Certain tales tend to veer toward the frivolous and silly, and certain topics do not. Paul tells the godly older women to act like it, and to instruct the younger women on the great vocation of godly homemaking. Older women who do this are to be listened to. They are to be honored and heard. But there is another kind of old woman who is not to be listened to. Paul tells Timothy to “refuse” what they have to say. Turn away from it, have nothing to do with it. This kind of thing is destructive to the fellowship of the church. Pursue godliness instead. It doesn’t say that we may pursue godliness by means of these silly, pointless fables. They are mortal enemies. One supplants the other. You can have godliness or you can have the juju beans migraine treatment, but you can’t have both.

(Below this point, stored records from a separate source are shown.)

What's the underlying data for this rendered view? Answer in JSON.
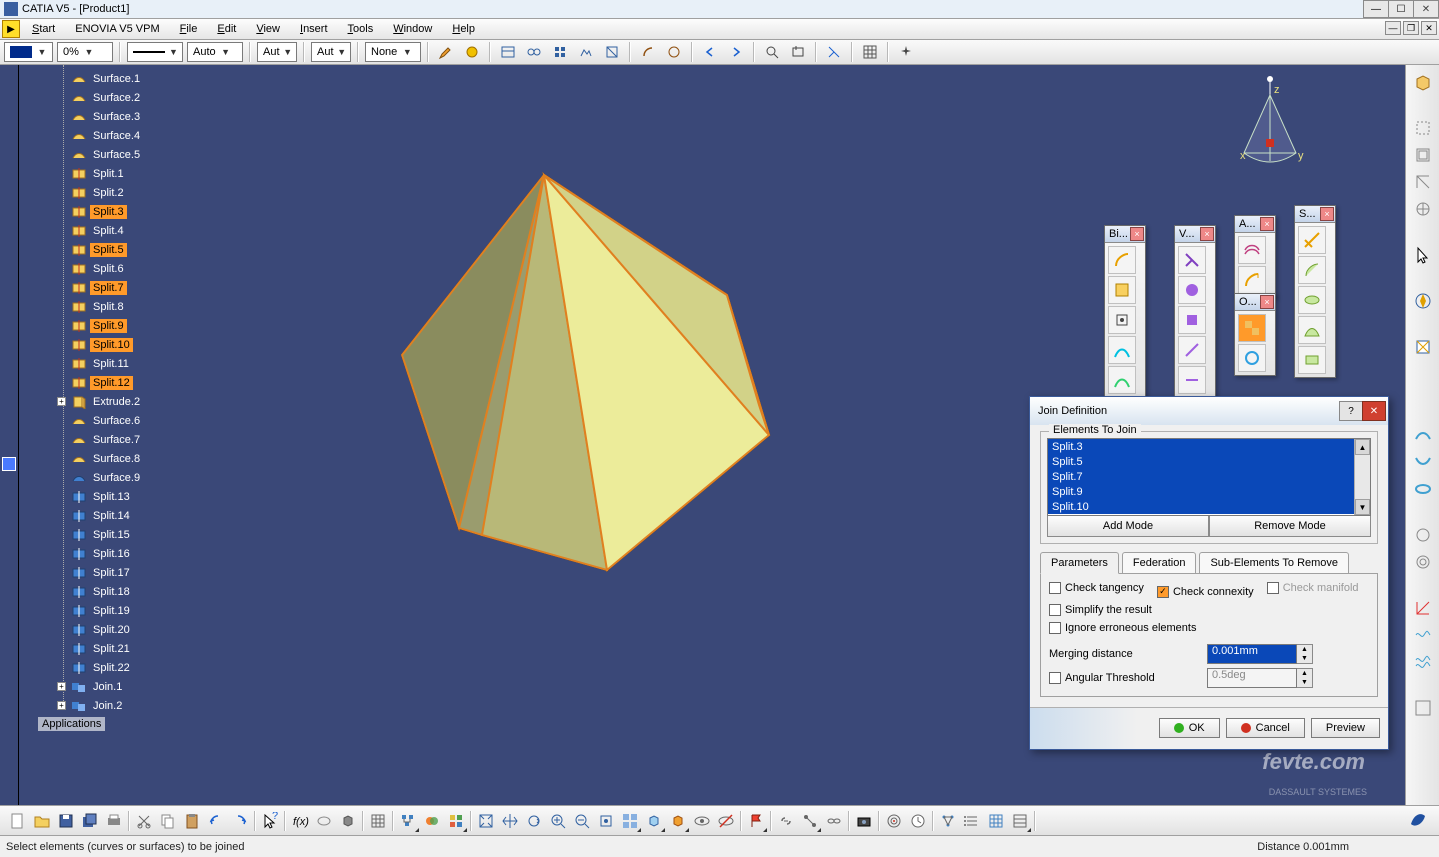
{
  "window": {
    "title": "CATIA V5 - [Product1]"
  },
  "menu": {
    "start": "Start",
    "enovia": "ENOVIA V5 VPM",
    "file": "File",
    "edit": "Edit",
    "view": "View",
    "insert": "Insert",
    "tools": "Tools",
    "window": "Window",
    "help": "Help"
  },
  "propbar": {
    "opacity": "0%",
    "linestyle": "",
    "thickness": "Auto",
    "pt": "Aut",
    "render": "Aut",
    "layer": "None"
  },
  "tree": {
    "items": [
      {
        "label": "Surface.1",
        "icon": "surface"
      },
      {
        "label": "Surface.2",
        "icon": "surface"
      },
      {
        "label": "Surface.3",
        "icon": "surface"
      },
      {
        "label": "Surface.4",
        "icon": "surface"
      },
      {
        "label": "Surface.5",
        "icon": "surface"
      },
      {
        "label": "Split.1",
        "icon": "split"
      },
      {
        "label": "Split.2",
        "icon": "split"
      },
      {
        "label": "Split.3",
        "icon": "split",
        "sel": true
      },
      {
        "label": "Split.4",
        "icon": "split"
      },
      {
        "label": "Split.5",
        "icon": "split",
        "sel": true
      },
      {
        "label": "Split.6",
        "icon": "split"
      },
      {
        "label": "Split.7",
        "icon": "split",
        "sel": true
      },
      {
        "label": "Split.8",
        "icon": "split"
      },
      {
        "label": "Split.9",
        "icon": "split",
        "sel": true
      },
      {
        "label": "Split.10",
        "icon": "split",
        "sel": true
      },
      {
        "label": "Split.11",
        "icon": "split"
      },
      {
        "label": "Split.12",
        "icon": "split",
        "sel": true
      },
      {
        "label": "Extrude.2",
        "icon": "extrude",
        "exp": "+"
      },
      {
        "label": "Surface.6",
        "icon": "surface"
      },
      {
        "label": "Surface.7",
        "icon": "surface"
      },
      {
        "label": "Surface.8",
        "icon": "surface"
      },
      {
        "label": "Surface.9",
        "icon": "surface-p"
      },
      {
        "label": "Split.13",
        "icon": "split-p"
      },
      {
        "label": "Split.14",
        "icon": "split-p"
      },
      {
        "label": "Split.15",
        "icon": "split-p"
      },
      {
        "label": "Split.16",
        "icon": "split-p"
      },
      {
        "label": "Split.17",
        "icon": "split-p"
      },
      {
        "label": "Split.18",
        "icon": "split-p"
      },
      {
        "label": "Split.19",
        "icon": "split-p"
      },
      {
        "label": "Split.20",
        "icon": "split-p"
      },
      {
        "label": "Split.21",
        "icon": "split-p"
      },
      {
        "label": "Split.22",
        "icon": "split-p"
      },
      {
        "label": "Join.1",
        "icon": "join",
        "exp": "+"
      },
      {
        "label": "Join.2",
        "icon": "join",
        "exp": "+"
      }
    ],
    "applications": "Applications"
  },
  "palettes": {
    "bi": {
      "title": "Bi..."
    },
    "v": {
      "title": "V..."
    },
    "a": {
      "title": "A..."
    },
    "o": {
      "title": "O..."
    },
    "s": {
      "title": "S..."
    }
  },
  "dialog": {
    "title": "Join Definition",
    "fieldset_legend": "Elements To Join",
    "list": [
      "Split.3",
      "Split.5",
      "Split.7",
      "Split.9",
      "Split.10"
    ],
    "add_mode": "Add Mode",
    "remove_mode": "Remove Mode",
    "tabs": {
      "parameters": "Parameters",
      "federation": "Federation",
      "subelements": "Sub-Elements To Remove"
    },
    "check_tangency": "Check tangency",
    "check_connexity": "Check connexity",
    "check_manifold": "Check manifold",
    "simplify": "Simplify the result",
    "ignore": "Ignore erroneous elements",
    "merging_distance_label": "Merging distance",
    "merging_distance": "0.001mm",
    "angular_label": "Angular Threshold",
    "angular": "0.5deg",
    "ok": "OK",
    "cancel": "Cancel",
    "preview": "Preview"
  },
  "statusbar": {
    "message": "Select elements (curves or surfaces) to be joined",
    "distance": "Distance  0.001mm"
  },
  "watermark": "fevte.com"
}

Note again. There is no conflict between godliness and a headache remedy that came from juju beans. If the next George Washington Carver makes something far better than peanut butter, both for jelly and for headaches, and he did it entirely out of juju beans, I will personally award him a Nobel Prize. There is no conflict between godliness and juju beans. There is a profound conflict between godliness and credulity.
Now, because some people who have a bent toward this kind of thing have trouble thinking with sufficient precision, it is not unlikely that I will be charged with attacking women, along with Paul. What’s with using “old wives” as a pejorative? The reply is simple. As the contrast with the passage from Titus shows, the biblical position is that older women can have a fruitful ministry with the younger women. But if they decline to do so, there are certain sins that are characteristic of older women who are willing to talk about whatever comes into their heads. So one of those characateristic sins is the sin of silliness. The point is not that old wives are silly. The point is that silly old wives are silly.
There is one other point, and that is that there is a pastoral duty to warn and admonish the church against this kind of thing. Paul doesn’t give us the content of the fables he had to deal with, but the word refers to a genus that has never lacked for content in any age.
One of the ways that pastors should shepherd their people in this regard is by encouraging husbands and fathers to pick up a sense of responsibility for what their wives are spending all their time talking about. Is it edifying? Or is it manifestly not? There are many husbands who need to man up. They need to learn how to do this because when these women are being silly, they are not being silly across the board. When it comes to managing cowardly husbands, they can be pretty shrewd.